The Jeep Grand Cherokee Over Generations
From the beginning of time, the Jeep Grand Cherokee has been designed for on and off-road adventures. Unlike many trail rigs (like its Wrangler stablemate), the Grand Cherokee uses a unibody chassis instead of a body-on-frame setup for better manners on the pavement. Luxurious appointments and ample interior volume make it popular with urbanites and families.
Still, it’s a genuine Jeep that can go well off the beaten path. Over four generations, Jeep has continually improved the Grand Cherokee formula. Let’s see how it’s changed from then to now.
First Generation (1993-1998)
The first ZJ Grand Cherokee debuted sensationally at the 1992 Detroit Auto Show. That’s when Lee Iacocca drove it to Cobo Hall, up to a staircase, through a window, then onto the floor amidst whooping crowds, trailing a cascade of shattered glass behind it. The vehicle was initially powered by a 190-hp 4.0-liter I-6 engine sending power to either the rear or all four wheels, and it was based on a steel unibody.
The transmission that comes standard is the four-speed automatic, though Jeep briefly offered a five-speed manual. The available 5.9-liter V-8 with 245 hp and 345 lb-ft of torque made it the quickest SUV we’d ever tested. This 5.9 Limited set the stage for Grand Cherokees to follow in later generations.
Second Generation (1999-2005)
The Wrangler Jeep generation brought more rounded, sophisticated styling, along with some novel drivetrain technology. Its four-wheel-drive system relied on the rear-axle slippage which sent power to the front, and the automatic transmission used three planetary gear sets which had a divided second gear which, depending on the load. Now, there is a revised 4.0-liter I-6, and there’s also a more modern 4.7-liter V-8 which provides better acceleration and refinement.

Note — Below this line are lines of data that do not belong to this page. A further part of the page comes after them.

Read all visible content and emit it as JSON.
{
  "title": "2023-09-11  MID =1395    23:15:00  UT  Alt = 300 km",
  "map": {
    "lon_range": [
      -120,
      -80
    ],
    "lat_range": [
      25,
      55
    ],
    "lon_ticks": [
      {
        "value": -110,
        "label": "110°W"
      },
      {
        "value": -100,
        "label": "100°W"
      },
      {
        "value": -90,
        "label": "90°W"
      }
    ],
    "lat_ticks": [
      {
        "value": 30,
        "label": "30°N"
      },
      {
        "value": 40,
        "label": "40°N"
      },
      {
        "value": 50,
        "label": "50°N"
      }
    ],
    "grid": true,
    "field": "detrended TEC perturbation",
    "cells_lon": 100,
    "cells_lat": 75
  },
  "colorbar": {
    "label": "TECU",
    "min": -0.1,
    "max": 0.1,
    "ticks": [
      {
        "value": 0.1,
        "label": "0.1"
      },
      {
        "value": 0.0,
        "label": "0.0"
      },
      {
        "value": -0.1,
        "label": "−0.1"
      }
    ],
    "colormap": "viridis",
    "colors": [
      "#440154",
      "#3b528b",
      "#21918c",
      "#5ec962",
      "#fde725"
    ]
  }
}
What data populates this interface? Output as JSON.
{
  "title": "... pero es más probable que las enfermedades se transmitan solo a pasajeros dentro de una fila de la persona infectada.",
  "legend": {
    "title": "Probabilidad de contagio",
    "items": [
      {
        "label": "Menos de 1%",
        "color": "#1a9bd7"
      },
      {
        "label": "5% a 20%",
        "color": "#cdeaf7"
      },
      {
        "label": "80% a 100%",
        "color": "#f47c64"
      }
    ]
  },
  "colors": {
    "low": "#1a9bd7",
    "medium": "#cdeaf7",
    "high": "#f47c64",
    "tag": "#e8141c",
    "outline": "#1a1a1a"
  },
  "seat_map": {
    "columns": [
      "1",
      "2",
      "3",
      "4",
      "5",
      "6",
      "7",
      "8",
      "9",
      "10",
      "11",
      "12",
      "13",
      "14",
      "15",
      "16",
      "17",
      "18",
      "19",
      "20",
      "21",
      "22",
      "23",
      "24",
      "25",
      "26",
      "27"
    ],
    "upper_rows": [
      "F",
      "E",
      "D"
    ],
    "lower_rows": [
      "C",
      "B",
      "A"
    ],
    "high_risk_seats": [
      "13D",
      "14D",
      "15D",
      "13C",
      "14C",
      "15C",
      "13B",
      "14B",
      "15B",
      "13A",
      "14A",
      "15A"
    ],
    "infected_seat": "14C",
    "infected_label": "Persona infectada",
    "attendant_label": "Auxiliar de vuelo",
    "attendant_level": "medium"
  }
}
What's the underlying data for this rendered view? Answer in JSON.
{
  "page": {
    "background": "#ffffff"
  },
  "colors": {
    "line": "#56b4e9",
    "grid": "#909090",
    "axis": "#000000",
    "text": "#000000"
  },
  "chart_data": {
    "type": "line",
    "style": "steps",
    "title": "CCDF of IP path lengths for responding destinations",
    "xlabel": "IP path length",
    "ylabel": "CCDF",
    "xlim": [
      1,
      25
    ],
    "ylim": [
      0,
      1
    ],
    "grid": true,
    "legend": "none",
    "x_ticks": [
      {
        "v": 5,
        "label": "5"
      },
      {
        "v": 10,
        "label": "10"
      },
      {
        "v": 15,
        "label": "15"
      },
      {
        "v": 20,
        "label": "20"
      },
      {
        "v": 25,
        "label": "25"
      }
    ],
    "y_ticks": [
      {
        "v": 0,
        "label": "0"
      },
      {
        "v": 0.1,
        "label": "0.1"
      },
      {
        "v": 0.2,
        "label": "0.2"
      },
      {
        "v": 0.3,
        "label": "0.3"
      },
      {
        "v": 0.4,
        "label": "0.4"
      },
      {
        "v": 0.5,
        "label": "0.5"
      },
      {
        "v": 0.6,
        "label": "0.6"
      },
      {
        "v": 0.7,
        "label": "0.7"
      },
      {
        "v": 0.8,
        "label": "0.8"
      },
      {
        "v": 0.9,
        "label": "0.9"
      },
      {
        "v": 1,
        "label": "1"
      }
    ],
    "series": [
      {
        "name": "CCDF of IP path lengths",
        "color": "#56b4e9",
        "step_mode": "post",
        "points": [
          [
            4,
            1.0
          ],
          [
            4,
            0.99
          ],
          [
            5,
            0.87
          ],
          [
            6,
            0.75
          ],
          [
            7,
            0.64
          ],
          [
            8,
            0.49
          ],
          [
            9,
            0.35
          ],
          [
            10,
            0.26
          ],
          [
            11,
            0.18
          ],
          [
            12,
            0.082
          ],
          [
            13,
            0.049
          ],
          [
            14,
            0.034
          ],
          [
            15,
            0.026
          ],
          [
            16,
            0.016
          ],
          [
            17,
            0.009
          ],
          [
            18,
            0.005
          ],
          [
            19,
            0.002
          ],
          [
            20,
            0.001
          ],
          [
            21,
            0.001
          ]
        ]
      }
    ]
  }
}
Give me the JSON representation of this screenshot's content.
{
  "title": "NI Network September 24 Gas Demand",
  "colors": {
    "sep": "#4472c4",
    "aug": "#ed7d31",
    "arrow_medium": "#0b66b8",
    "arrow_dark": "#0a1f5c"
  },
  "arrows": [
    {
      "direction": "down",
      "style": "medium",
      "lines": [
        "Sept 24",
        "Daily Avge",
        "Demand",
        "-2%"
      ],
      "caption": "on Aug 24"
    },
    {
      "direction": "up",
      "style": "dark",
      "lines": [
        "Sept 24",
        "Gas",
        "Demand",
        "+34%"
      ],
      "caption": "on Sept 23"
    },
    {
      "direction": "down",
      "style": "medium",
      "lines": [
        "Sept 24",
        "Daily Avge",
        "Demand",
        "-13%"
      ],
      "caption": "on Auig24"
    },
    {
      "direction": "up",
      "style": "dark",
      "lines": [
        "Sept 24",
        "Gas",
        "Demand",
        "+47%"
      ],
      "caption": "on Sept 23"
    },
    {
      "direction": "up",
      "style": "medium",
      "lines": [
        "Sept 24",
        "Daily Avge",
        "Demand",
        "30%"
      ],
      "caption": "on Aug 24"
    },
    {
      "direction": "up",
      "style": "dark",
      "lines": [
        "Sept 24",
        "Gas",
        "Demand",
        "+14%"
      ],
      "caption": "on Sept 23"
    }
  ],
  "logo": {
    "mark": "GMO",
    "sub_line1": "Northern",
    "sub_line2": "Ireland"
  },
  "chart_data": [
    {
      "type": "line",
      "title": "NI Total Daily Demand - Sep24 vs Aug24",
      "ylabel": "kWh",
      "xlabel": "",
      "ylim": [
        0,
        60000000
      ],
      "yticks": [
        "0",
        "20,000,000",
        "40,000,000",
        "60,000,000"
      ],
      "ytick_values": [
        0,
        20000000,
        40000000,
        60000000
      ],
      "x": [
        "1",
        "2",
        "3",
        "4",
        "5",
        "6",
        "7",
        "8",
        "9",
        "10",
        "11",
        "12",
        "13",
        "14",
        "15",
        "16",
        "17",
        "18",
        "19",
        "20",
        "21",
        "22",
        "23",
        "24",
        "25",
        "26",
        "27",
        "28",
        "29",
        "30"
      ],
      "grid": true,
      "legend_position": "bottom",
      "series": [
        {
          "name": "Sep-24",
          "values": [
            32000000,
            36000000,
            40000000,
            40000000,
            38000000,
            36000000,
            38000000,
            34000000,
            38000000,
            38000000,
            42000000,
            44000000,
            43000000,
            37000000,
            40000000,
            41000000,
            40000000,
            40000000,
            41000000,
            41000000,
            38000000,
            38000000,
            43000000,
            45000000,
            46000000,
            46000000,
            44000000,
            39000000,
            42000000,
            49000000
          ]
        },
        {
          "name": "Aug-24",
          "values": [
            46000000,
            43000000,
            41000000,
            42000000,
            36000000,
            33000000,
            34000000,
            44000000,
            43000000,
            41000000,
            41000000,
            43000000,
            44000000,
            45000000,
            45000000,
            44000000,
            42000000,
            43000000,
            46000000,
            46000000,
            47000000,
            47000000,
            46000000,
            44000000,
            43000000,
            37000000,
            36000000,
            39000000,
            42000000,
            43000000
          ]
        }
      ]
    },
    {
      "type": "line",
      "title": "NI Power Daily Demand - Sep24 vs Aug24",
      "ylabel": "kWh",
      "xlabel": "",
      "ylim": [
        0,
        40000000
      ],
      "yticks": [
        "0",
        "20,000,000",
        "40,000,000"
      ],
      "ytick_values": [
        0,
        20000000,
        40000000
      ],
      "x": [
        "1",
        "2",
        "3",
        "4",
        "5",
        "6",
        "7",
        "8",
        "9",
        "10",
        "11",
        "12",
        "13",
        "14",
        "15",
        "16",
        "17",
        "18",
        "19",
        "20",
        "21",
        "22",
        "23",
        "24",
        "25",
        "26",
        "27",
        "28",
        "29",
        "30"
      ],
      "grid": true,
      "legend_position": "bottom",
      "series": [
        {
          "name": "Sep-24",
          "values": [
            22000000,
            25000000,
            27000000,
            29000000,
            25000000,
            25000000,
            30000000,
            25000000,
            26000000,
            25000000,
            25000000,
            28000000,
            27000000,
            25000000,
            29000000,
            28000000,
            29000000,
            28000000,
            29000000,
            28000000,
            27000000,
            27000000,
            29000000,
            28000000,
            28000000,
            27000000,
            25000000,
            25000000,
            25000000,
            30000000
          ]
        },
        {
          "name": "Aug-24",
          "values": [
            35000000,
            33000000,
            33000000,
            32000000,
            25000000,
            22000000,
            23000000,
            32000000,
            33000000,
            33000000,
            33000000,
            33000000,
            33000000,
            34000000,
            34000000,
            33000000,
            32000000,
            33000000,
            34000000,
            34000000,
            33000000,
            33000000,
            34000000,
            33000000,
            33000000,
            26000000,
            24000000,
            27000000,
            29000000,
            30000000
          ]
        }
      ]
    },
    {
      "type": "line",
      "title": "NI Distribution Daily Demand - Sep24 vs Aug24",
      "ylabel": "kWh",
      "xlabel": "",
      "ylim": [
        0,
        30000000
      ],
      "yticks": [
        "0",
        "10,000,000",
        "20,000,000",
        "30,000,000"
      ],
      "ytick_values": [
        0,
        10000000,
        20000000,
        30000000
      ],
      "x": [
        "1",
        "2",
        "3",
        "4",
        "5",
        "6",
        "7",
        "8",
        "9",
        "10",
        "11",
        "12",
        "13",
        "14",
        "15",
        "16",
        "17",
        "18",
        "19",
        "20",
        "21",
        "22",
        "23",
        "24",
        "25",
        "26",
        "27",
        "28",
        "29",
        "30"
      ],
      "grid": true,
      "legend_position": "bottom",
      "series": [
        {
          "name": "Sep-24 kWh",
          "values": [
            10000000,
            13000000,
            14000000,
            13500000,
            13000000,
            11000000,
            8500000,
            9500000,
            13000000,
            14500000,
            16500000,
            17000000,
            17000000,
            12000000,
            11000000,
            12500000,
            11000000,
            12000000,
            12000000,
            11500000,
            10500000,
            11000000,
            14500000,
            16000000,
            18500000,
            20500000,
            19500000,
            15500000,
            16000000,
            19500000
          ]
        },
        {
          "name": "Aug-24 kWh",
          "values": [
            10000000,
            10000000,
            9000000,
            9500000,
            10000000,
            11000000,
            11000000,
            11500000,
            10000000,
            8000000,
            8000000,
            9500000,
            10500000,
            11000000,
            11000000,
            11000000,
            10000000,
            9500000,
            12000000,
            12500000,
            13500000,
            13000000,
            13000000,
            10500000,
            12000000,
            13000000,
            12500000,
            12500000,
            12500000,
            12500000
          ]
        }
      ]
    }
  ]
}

Comfort, NVH, and ergonomics were improved over its predecessor. However, the robust axles were retained in the front and rear for the off-road performance. Keeping the solid axles in a long-term fleet, turned out to be a great all-rounder whether drivers were cruising city avenues or exploring chunky trails.
Third Generation (2005-2010)
The styling for the WK generation Grand Cherokee returned to its more boxy and angular roots. It’s standard engines ranged from a 3.7-liter V-6 to a 5.7-liter V-8, and the off-road capability was furthered by the low-range gearing and electronic limited-slip differentials available. Simultaneously, Jeep had replaced the solid front axle with an independent front suspension, and it added an available hydraulic active stabilizer system, and it enhances the on-road composure.
It paved the way for the 6.1-liter V-8-powered Grand Cherokee SRT8. In 2006 it was recorded to have a better 0-60, quarter-mile, skidpad, and slalom figures. That was twice-as-much as the Porsche Cayenne Turbo.
Fourth Generation (2011-Present)
Chrysler found itself in dire financial straits in the late 2000s. To survive, it had to bring its best. And with the WK2 Grand Cherokee, it did—it earned a lifesaving federal bailout.
The vehicle became more attractive and luxurious than ever; both in the inside and out. The new four-wheel available has an independent suspension which smoothes the ride on-road while adjusting air springs which allows over 11 inches of ground clearance in its highest off-road setting. The electronic control modes let the driver dial in traction in any situation whether you’re on pavement, sand, snow, or rock.
The standard engines on the vehicle were a 3.6-liter V-6 or a revised 5.7-liter V-8. However, the SRT8 made its return with a 475-hp 6.4-liter V-8. If that wasn’t enough, Jeep also created the Hellcat-powered Trackhawk with 707 hp.